In all Prof. Uche Okeke, an artist emeritus has built a corpus of work that spans his history. Some of his creations are in private and public collections around the world. But like all great men with a sense of history, shorn of pedantry and pecuniary instincts, he has in his possession a sizeable and representative portion of his oeuvre.

 

At a time like this, when our journey through nationhood is fraught with the celebration of crass mediocrity and opportunism, misplaced priorities and values and all manner of evil, it is imperative that we document history properly and point at a new vista by celebrating and honouring a genuine patriot, activist, national hero, academic and distinguished artist, Prof. Uche Okeke, as he turns 70 in April 2003.

 

Thematically, the works of Uche Okeke over the years have been varied. However, three strings of strong influence can be discerned. These are Igbo lore and myth, Christian religion and personal experience. Where as Uche Okeke’s philosophy and thought on national development through art and culture have been documented in his essays and publications, he has not used his art to propagate this more obviously.
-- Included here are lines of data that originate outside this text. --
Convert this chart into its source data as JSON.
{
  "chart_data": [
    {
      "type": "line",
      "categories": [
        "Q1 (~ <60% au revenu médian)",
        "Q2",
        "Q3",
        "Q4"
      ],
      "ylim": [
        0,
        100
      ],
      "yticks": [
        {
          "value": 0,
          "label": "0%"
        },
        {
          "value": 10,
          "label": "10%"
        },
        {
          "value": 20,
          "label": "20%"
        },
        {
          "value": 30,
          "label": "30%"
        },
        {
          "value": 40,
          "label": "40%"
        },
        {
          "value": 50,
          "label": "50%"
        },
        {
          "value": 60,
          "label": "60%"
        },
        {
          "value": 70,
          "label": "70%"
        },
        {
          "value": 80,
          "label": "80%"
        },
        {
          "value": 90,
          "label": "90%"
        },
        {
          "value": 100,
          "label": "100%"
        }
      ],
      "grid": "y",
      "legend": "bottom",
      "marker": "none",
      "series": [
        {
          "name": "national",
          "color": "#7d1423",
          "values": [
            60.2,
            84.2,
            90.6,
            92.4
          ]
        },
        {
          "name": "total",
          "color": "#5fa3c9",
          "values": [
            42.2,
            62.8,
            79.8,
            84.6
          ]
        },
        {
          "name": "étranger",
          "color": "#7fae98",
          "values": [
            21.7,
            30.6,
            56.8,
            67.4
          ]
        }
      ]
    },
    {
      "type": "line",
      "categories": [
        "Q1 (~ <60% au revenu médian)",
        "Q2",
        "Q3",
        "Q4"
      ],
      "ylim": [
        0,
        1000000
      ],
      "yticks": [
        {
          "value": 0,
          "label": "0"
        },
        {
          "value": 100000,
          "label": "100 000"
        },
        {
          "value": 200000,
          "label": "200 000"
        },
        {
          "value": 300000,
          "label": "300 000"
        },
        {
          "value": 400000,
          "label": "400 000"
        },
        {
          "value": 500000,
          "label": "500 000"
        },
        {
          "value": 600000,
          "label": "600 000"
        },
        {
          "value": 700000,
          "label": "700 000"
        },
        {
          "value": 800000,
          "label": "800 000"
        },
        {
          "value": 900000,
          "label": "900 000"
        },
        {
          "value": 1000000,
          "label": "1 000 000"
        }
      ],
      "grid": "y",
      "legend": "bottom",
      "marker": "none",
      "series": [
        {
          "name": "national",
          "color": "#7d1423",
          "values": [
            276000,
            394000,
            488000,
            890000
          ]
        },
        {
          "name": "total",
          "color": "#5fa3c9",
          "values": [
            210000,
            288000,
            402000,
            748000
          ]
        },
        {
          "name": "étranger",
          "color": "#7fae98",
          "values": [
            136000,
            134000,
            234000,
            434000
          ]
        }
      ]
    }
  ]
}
Apart from some of his works during the civil war years, very few of his art works have made social commentary; at most they have been a documentation of historical events. This is not a critique. In all, the life work and art works, which Uche Okeke has executed, are a testimony of an accomplished pathfinder, and a pointer to the efficacy of sustained vision, faith and dedication.